Form an equation describe the curve? (1 Viewer)

[fabl]

The points A (4,-2) , B (-4,4) and P (x,y) form a right angle at P. Form an equation in x and y. hence find the equation of the curve on which P lies?

How to find the equation?

 

[QZP]

What's the condition for there to be a right angle at P?

 

[fabl]

Im thinking possibly perpendicular distance. however, didn't say on the question.

 

[Stygian]

PA and PB are perpendicular

meaning their gradients multiply to be -1

so find their gradients using the formulae y-y1/x-x1 and sub in the appropriate x1 and y1 values, equate the product of these gradients to -1 and proceed from there

(i meant y2-y1/x2-x1 but pre-emptively subbed in P(x,y) in lol)

 

[QZP]

Im thinking possibly perpendicular distance. however, didn't say on the question.

I was hinting at the answer. You have to look at the question and extract information (Stygian answered it- m(PA).m(PB) = -1)

 

[fabl]

Do you mean like this

(y +2) (y-4) / (x-4) (x+4) = -1

which leads to y-2y = -1x +24?

 

[Carrotsticks]

The points A (4,-2) , B (-4,4) and P (x,y) form a right angle at P. Form an equation in x and y. hence find the equation of the curve on which P lies?

How to find the equation?

A and B are the endpoints of the diameter of some circle, where P lies on its circumference.

So the centre of the circle is the midpoint of AB and the radius is half the distance AB. You can write down the equation of the circle from here.

 

[aDimitri]

A and B are the endpoints of the diameter of some circle, where P lies on its circumference.

So the centre of the circle is the midpoint of AB and the radius is half the distance AB. You can write down the equation of the circle from here.

but circle geo is 3U so the angle in a semi-circle theorem is outside of the scope of this course isn't it?

 

[Carrotsticks]

but circle geo is 3U so the angle in a semi-circle theorem is outside of the scope of this course isn't it?

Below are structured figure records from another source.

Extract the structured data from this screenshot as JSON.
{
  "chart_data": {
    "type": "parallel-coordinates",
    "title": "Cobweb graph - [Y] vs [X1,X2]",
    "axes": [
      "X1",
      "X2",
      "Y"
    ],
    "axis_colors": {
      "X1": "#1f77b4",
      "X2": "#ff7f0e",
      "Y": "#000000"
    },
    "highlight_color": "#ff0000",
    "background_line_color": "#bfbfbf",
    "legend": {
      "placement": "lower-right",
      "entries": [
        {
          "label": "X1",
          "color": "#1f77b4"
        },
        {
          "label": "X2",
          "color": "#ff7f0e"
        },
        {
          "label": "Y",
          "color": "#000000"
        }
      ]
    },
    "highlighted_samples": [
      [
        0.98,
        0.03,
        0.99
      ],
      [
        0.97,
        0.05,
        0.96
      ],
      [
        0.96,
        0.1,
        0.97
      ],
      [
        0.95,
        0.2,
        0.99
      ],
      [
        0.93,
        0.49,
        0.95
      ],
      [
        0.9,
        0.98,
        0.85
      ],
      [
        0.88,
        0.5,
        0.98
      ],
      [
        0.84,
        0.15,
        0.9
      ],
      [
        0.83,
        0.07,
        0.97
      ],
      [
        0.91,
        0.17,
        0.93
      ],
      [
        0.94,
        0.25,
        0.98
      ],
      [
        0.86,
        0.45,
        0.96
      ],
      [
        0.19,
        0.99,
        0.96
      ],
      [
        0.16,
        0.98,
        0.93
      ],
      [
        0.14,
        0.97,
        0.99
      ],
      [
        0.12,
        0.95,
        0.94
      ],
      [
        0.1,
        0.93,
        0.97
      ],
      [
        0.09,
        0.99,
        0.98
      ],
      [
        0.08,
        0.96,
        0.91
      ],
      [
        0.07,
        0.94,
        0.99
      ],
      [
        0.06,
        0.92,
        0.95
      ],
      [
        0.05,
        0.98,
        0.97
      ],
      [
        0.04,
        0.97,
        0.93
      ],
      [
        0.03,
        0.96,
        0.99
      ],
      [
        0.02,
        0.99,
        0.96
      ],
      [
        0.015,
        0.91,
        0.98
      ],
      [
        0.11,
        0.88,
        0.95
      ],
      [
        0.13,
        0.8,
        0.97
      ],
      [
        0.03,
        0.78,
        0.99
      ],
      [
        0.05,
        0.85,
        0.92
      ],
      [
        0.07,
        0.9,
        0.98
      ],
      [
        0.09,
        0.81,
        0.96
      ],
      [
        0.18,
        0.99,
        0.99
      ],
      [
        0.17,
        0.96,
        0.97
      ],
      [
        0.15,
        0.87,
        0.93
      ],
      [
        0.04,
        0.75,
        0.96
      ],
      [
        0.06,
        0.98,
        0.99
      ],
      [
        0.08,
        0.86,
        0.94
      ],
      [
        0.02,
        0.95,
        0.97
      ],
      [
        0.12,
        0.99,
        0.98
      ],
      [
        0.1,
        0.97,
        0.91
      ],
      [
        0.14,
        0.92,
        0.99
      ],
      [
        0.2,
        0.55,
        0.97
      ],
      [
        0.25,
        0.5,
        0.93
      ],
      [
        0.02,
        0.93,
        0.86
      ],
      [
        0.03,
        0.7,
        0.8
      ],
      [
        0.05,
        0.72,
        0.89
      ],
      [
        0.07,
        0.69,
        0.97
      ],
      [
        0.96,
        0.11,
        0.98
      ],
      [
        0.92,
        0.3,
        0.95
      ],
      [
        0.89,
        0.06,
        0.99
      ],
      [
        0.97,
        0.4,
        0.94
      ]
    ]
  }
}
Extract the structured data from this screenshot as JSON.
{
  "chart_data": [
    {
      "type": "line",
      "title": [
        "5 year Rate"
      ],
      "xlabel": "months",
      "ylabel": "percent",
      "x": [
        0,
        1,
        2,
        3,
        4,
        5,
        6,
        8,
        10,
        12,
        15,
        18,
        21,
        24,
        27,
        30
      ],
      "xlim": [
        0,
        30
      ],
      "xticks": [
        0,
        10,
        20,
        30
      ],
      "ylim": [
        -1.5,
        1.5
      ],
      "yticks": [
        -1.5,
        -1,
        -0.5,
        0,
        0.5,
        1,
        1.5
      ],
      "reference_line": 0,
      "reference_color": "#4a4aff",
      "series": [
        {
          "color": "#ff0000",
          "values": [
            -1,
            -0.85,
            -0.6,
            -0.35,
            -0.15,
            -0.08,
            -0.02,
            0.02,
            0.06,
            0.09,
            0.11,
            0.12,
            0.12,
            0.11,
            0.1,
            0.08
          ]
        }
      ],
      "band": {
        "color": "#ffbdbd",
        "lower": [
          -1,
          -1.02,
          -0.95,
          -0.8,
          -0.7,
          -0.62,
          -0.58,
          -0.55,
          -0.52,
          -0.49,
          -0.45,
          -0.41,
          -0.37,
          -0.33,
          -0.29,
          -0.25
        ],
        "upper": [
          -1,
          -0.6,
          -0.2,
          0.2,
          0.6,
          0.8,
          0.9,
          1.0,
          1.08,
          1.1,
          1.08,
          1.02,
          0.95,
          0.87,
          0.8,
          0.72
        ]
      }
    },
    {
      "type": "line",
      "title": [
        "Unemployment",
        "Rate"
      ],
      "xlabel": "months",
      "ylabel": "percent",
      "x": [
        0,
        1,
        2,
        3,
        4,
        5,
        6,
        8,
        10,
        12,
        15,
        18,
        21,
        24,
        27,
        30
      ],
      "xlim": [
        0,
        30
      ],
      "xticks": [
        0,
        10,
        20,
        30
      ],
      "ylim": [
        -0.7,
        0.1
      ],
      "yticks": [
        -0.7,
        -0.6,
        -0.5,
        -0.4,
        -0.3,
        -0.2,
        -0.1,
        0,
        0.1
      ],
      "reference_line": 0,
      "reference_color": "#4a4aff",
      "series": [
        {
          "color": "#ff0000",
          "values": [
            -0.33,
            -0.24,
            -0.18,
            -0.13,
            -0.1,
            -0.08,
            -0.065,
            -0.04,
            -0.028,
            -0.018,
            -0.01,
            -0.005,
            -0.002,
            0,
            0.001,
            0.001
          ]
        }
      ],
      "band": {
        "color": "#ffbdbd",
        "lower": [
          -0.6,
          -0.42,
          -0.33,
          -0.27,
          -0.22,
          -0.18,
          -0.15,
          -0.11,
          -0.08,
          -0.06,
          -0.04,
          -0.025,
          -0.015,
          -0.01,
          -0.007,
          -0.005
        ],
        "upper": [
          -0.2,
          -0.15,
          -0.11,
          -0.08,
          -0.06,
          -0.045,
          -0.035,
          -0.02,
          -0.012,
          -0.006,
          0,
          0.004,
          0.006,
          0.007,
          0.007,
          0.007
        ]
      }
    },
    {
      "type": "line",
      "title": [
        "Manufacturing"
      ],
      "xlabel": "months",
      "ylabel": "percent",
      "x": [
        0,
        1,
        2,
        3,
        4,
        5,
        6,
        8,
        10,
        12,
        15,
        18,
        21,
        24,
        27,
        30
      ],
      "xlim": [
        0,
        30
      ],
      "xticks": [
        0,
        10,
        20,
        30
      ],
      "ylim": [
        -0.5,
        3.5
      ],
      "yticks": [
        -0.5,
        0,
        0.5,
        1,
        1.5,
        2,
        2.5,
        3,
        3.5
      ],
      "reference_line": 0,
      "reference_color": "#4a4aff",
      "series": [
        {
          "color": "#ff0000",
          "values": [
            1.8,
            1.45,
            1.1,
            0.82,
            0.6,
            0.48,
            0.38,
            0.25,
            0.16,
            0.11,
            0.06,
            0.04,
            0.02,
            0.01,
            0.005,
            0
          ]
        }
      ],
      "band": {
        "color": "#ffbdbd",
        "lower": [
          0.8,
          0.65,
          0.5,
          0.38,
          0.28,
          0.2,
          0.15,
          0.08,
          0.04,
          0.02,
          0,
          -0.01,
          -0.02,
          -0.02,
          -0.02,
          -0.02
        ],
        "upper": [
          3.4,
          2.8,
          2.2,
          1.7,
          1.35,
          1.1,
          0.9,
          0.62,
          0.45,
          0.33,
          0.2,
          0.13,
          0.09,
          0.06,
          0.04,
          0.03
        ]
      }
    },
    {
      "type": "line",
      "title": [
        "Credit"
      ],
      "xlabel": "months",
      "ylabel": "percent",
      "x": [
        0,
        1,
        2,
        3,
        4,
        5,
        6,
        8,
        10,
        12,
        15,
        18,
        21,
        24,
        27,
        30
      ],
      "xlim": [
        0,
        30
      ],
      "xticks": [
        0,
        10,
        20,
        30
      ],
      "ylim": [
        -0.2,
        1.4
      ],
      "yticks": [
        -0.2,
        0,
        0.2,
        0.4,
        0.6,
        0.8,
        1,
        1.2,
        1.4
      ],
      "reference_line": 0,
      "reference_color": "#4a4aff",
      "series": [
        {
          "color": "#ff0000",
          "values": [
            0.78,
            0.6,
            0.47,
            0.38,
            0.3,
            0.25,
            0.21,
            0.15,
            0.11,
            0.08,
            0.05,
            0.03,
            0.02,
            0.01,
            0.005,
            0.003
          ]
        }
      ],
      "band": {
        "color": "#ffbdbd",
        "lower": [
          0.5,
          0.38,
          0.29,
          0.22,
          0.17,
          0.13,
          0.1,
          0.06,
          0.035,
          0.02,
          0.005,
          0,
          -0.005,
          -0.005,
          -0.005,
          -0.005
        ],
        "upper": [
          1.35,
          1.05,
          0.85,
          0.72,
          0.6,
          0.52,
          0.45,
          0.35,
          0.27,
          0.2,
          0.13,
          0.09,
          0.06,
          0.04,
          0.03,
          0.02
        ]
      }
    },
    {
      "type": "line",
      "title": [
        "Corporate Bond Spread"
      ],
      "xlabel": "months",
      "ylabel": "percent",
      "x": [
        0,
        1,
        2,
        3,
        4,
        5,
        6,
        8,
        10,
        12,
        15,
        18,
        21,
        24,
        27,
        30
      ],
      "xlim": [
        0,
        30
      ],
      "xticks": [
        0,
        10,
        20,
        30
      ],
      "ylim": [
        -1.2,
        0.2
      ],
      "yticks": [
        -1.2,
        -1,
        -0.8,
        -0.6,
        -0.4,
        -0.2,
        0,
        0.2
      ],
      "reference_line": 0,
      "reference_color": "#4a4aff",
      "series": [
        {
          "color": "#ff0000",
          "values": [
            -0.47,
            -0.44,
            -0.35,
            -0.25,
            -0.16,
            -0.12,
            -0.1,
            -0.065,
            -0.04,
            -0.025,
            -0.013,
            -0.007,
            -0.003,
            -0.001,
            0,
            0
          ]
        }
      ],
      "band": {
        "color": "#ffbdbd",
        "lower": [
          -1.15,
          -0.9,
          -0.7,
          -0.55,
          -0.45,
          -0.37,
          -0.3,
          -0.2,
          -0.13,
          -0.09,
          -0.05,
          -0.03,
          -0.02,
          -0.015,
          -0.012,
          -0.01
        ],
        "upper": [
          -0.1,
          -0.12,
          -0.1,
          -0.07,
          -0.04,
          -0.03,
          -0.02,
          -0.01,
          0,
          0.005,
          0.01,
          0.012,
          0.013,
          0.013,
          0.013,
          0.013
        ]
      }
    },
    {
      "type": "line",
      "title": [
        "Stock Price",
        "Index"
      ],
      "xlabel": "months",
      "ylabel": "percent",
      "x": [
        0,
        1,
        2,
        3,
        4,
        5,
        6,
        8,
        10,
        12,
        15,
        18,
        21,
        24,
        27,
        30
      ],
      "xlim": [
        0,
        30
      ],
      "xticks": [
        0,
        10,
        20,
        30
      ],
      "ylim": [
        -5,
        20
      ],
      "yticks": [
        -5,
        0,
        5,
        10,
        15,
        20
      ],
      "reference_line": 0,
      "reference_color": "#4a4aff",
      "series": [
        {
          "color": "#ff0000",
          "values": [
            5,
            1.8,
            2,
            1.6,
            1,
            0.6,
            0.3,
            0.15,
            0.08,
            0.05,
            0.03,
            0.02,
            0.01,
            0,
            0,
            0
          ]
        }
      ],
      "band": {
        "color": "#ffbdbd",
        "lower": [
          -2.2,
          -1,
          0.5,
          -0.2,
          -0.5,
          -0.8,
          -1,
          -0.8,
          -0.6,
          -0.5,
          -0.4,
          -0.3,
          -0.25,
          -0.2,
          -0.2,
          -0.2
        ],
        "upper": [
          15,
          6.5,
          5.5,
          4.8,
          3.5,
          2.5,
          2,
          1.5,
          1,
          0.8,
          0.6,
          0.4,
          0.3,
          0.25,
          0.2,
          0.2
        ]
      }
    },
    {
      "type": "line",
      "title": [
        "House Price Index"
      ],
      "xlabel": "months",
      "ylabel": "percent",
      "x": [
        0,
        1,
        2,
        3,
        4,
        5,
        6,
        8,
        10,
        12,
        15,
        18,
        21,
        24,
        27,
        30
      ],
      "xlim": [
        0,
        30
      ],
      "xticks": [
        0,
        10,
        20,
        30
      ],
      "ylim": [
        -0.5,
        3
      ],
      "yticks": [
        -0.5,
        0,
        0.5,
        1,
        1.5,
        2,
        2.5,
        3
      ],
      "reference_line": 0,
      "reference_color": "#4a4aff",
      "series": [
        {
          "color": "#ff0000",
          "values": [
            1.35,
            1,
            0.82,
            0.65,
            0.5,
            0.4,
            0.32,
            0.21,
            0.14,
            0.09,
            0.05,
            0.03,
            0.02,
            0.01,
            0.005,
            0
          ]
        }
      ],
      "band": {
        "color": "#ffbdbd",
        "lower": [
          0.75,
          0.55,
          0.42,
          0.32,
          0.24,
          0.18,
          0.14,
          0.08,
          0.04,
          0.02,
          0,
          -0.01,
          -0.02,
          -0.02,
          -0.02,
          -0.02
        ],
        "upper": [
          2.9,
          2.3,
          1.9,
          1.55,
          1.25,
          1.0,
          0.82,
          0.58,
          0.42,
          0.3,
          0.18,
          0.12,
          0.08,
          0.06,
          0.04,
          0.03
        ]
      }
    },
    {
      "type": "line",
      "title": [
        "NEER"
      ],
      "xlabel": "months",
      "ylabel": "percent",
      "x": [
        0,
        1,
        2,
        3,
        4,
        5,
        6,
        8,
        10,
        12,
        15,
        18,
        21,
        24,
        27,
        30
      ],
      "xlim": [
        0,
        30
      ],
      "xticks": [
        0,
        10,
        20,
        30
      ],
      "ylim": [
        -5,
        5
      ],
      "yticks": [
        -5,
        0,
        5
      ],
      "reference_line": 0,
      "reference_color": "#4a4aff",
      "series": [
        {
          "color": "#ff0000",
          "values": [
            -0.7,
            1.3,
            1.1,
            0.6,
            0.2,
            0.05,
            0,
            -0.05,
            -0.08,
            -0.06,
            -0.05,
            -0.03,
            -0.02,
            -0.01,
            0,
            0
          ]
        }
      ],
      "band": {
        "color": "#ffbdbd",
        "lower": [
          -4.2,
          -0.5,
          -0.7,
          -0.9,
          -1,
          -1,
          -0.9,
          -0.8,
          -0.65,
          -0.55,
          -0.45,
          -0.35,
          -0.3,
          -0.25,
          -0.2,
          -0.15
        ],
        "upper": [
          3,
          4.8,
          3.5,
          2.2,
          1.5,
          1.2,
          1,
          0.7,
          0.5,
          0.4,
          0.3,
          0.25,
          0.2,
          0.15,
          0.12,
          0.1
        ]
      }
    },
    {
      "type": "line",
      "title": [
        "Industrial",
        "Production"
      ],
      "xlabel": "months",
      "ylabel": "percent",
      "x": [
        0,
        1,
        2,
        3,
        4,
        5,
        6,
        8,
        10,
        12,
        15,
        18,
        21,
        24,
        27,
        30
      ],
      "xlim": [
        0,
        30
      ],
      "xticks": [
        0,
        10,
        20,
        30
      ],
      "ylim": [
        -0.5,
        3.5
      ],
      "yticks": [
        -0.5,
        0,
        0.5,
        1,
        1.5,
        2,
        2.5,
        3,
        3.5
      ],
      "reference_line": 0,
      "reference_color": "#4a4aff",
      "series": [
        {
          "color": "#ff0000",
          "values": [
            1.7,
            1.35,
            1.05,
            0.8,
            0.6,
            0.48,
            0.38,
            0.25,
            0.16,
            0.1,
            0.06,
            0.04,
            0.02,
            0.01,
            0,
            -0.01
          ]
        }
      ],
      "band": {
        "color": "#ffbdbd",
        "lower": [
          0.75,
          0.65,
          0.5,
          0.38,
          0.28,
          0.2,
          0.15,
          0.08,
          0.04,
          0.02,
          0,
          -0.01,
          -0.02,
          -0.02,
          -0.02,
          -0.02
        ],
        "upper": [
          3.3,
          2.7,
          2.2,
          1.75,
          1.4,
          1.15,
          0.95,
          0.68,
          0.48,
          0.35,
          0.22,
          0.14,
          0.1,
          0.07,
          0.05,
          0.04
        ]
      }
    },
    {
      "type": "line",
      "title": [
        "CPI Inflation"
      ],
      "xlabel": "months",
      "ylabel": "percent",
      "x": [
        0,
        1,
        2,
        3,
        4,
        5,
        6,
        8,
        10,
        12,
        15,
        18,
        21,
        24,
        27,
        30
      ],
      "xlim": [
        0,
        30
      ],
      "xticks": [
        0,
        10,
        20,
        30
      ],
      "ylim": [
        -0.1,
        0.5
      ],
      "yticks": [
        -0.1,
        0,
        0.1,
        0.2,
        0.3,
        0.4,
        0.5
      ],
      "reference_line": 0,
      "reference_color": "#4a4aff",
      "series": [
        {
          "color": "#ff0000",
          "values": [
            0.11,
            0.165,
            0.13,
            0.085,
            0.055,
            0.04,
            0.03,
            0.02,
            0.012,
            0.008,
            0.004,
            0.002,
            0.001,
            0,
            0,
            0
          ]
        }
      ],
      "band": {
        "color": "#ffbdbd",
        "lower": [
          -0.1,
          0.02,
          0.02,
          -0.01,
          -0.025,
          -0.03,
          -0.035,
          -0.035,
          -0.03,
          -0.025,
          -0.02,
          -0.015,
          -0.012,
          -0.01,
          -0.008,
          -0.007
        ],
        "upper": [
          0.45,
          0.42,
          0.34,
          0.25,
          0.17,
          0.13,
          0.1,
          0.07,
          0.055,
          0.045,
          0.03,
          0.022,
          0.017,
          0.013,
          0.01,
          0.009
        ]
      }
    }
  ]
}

Correct, didn't see that this was in the 2U section.

 

[fabl]

A and B are the endpoints of the diameter of some circle, where P lies on its circumference.

So the centre of the circle is the midpoint of AB and the radius is half the distance AB. You can write down the equation of the circle from here.

How did you figure out the curve was a circle?

 

[Carrotsticks]

How did you figure out the curve was a circle?

It's a Circle Geometry (not in the 2U course) theorem called Thales' Theorem.

Any angle subtended from the diameter of a circle onto the circumference is 90 degrees. Since angle APB is 90 degrees, A and B must be the endpoints of the diameter, and P must lie on the circumference.